I agree that the comment/reaction at the end of the School Facilities Commission meeting was unprofessional and uncalled for. But obviously the Superintendent of Public Instruction, Ms. Degenfelder, who has a seat on the Board, didn’t find the meeting important enough to bother to attend personally, and neither did her staff member who sat in virtually. It’s time that our elected officials start taking their responsibilities seriously and show up when they are supposed to. Voting or non voting members can and should offer valuable feedback on agenda items. Stop delegating this stuff to staff members, do the job the people of Wyoming elected you for and expects you to do. Period!
Megan is playing the I want to be Governor card at the expense of reason and the Constitution.
In essence schools get placed where the majority of new students are located, but as those students pass through the system, there is little incentive for the parents of those children to move from their houses. So eventually these schools close and new ones are opened where the younger parents can find housing. This phenomena has been happening forever across America and seemingly there has not been a different model being proposed to slow this down. I have advocated for increasing taxes on houses with no children that are located within a certain range of a public school while offering reduced taxes for the childless in other parts of a town. In other words tax based incentive zoning, which is designed to protect the public taxpayer investment in a school. Instead we close perfectly good schools and build where the new customers are located.
Megan also seems to think that parents have more of a right to say how their kids are educated than another taxpayer and that is not part of the deal. How public schools are operated as well as the expectant standards for these schools impact ALL of society and allowing all of society to have an equal say makes for a better system and a better educational outcome. Public schools have always educated and parents have always indoctrinated in spite of the rhetoric one hears.

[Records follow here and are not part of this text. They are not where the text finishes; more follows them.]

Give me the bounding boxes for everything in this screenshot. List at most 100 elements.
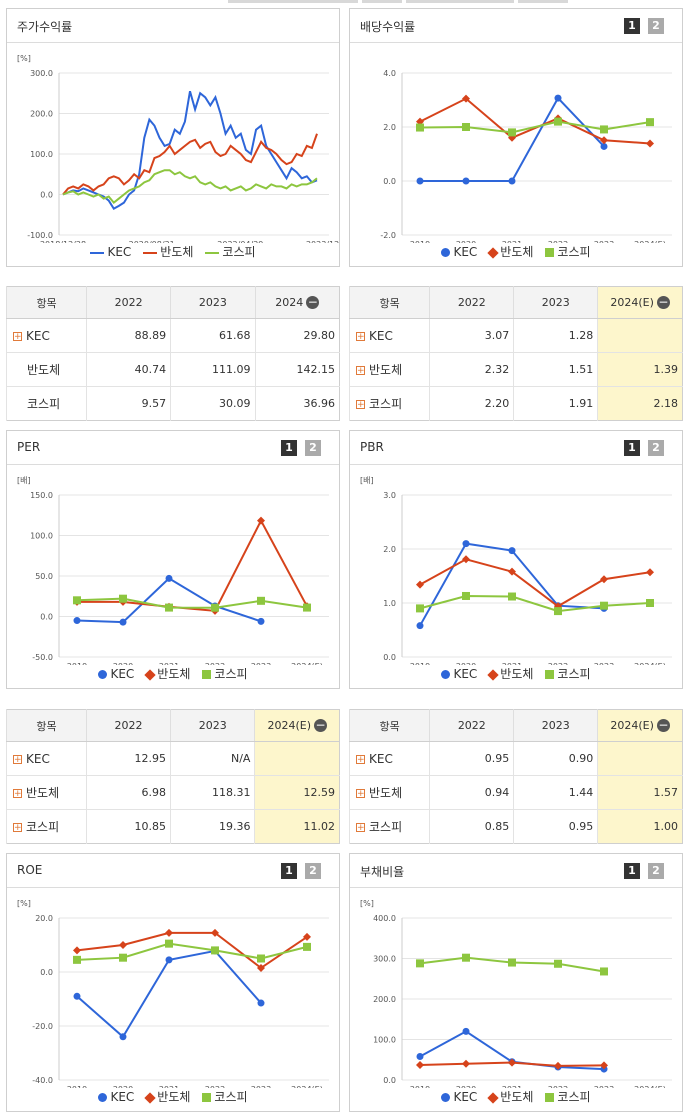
table-cell: 11.02 (254, 809, 340, 844)
row-label-cell[interactable]: + 코스피 (348, 386, 430, 421)
legend-item-semi[interactable]: 반도체 (144, 1088, 190, 1105)
expand-plus-icon[interactable]: + (356, 789, 365, 799)
legend-label-semi: 반도체 (160, 245, 194, 259)
page-1-button[interactable]: 1 (624, 440, 640, 456)
legend-item-kec[interactable]: KEC (441, 245, 477, 259)
table-cell: 40.74 (86, 352, 171, 387)
data-point-kospi (600, 125, 608, 134)
data-point-kospi (165, 603, 173, 612)
page-2-button[interactable]: 2 (648, 863, 664, 879)
expand-plus-icon[interactable]: + (356, 331, 365, 342)
collapse-column-icon[interactable]: − (313, 718, 327, 733)
y-tick-label: 100.0 (30, 532, 53, 541)
data-point-kec (462, 1027, 470, 1035)
legend-item-semi[interactable]: 반도체 (144, 665, 190, 682)
expand-plus-icon[interactable]: + (13, 331, 22, 342)
row-label-cell[interactable]: + 코스피 (5, 809, 87, 844)
data-point-semi (73, 946, 81, 955)
x-tick-label: 2019 (410, 240, 430, 243)
expand-plus-icon[interactable]: + (13, 823, 22, 833)
collapse-column-icon[interactable]: − (656, 295, 670, 310)
row-label-cell[interactable]: + KEC (348, 318, 430, 353)
expand-plus-icon[interactable]: + (356, 400, 365, 410)
top-tab-1[interactable] (228, 0, 358, 3)
row-label: KEC (369, 328, 393, 343)
panel-title: 부채비율 (360, 865, 405, 879)
expand-plus-icon[interactable]: + (13, 754, 22, 765)
row-label-cell[interactable]: + 반도체 (5, 775, 87, 810)
top-tab-3[interactable] (406, 0, 514, 3)
table-header-row: 항목 2022 2023 2024(E) − (348, 286, 683, 319)
data-point-semi (416, 1061, 424, 1070)
x-tick-label: 2022 (548, 240, 568, 243)
legend-item-kospi[interactable]: 코스피 (545, 665, 591, 682)
expand-plus-icon[interactable]: + (356, 823, 365, 833)
column-header-label: 2023 (541, 296, 570, 309)
legend-item-semi[interactable]: 반도체 (487, 1088, 534, 1105)
legend-item-semi[interactable]: 반도체 (487, 665, 533, 682)
legend-item-kospi[interactable]: 코스피 (545, 243, 591, 260)
table-row: 반도체 40.74 111.09 142.15 (5, 352, 340, 387)
page-2-button[interactable]: 2 (648, 18, 664, 34)
collapse-column-icon[interactable]: − (656, 718, 670, 733)
legend-label-kospi: 코스피 (214, 1090, 248, 1104)
x-tick-label: 2023/12/28 (306, 240, 339, 243)
legend-item-kec[interactable]: KEC (441, 667, 477, 681)
legend-swatch-semi (143, 251, 158, 254)
x-tick-label: 2022/04/29 (217, 240, 263, 243)
x-tick-label: 2018/12/28 (40, 240, 86, 243)
collapse-column-icon[interactable]: − (306, 295, 320, 310)
data-point-semi (462, 555, 470, 564)
table-cell: 1.91 (513, 386, 598, 421)
legend-item-kec[interactable]: KEC (98, 667, 134, 681)
page-1-button[interactable]: 1 (624, 18, 640, 34)
column-header-label: 항목 (36, 296, 57, 310)
table-row: + 반도체 2.32 1.51 1.39 (348, 352, 683, 387)
page-2-button[interactable]: 2 (648, 440, 664, 456)
data-point-semi (165, 928, 173, 937)
data-point-kospi (646, 599, 654, 607)
row-label-cell[interactable]: + KEC (5, 741, 87, 776)
page-2-button[interactable]: 2 (305, 440, 321, 456)
expand-plus-icon[interactable]: + (356, 754, 365, 765)
data-point-semi (462, 1059, 470, 1068)
top-tab-4[interactable] (518, 0, 568, 3)
legend-label-semi: 반도체 (500, 1090, 534, 1104)
table-cell: 6.98 (86, 775, 171, 810)
page-1-button[interactable]: 1 (281, 863, 297, 879)
data-point-kec (257, 617, 265, 625)
data-point-semi (416, 580, 424, 589)
row-label-cell[interactable]: + 코스피 (348, 809, 430, 844)
row-label-cell[interactable]: + KEC (5, 318, 87, 353)
data-point-kospi (462, 591, 470, 600)
legend-item-kospi[interactable]: 코스피 (202, 665, 248, 682)
y-tick-label: 300.0 (30, 69, 53, 78)
legend-item-kec[interactable]: KEC (98, 1090, 134, 1104)
panel-header: 주가수익률 (7, 9, 339, 43)
legend-item-semi[interactable]: 반도체 (487, 243, 533, 260)
legend-item-kec[interactable]: KEC (441, 1090, 477, 1104)
page-1-button[interactable]: 1 (281, 440, 297, 456)
page-2-button[interactable]: 2 (305, 863, 321, 879)
column-header-label: 2023 (541, 719, 570, 732)
legend-item-kospi[interactable]: 코스피 (545, 1088, 591, 1105)
legend-item-kec[interactable]: KEC (90, 245, 131, 259)
x-tick-label: 2020 (456, 240, 476, 243)
legend-item-semi[interactable]: 반도체 (143, 243, 193, 260)
data-point-semi (119, 941, 127, 949)
column-header-label: 2024(E) (267, 718, 311, 732)
legend-item-kospi[interactable]: 코스피 (205, 243, 256, 260)
row-label-cell[interactable]: + 반도체 (348, 352, 430, 387)
top-tab-2[interactable] (362, 0, 402, 3)
per-chart-panel: PER 1 2 [배] 150.0 100.0 50.0 0.0 -50.0 2019 202… (6, 430, 340, 689)
column-header-label: 항목 (379, 296, 400, 310)
row-label-cell[interactable]: + KEC (348, 741, 430, 776)
row-label: 반도체 (369, 363, 403, 377)
expand-plus-icon[interactable]: + (356, 366, 365, 376)
y-tick-label: 0.0 (383, 1076, 396, 1085)
row-label-cell[interactable]: + 반도체 (348, 775, 430, 810)
page-1-button[interactable]: 1 (624, 863, 640, 879)
x-tick-label: 2022 (205, 662, 225, 665)
expand-plus-icon[interactable]: + (13, 789, 22, 799)
legend-item-kospi[interactable]: 코스피 (202, 1088, 248, 1105)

I do not want my tax dollars to go to a parent that wants to send their kid to a religious school, not one cent. Religion is indoctrination and not part of a good public education.
I wouldn’t put much stock in Degenfelder’s comment. She is part of the problem.
Thank you Megan for your statement. It is so sad these schools are marked to be closed. My kids went Jessup and it is a wonderful school. I my kids were lucky to be able to go to a local school and not be bused across town.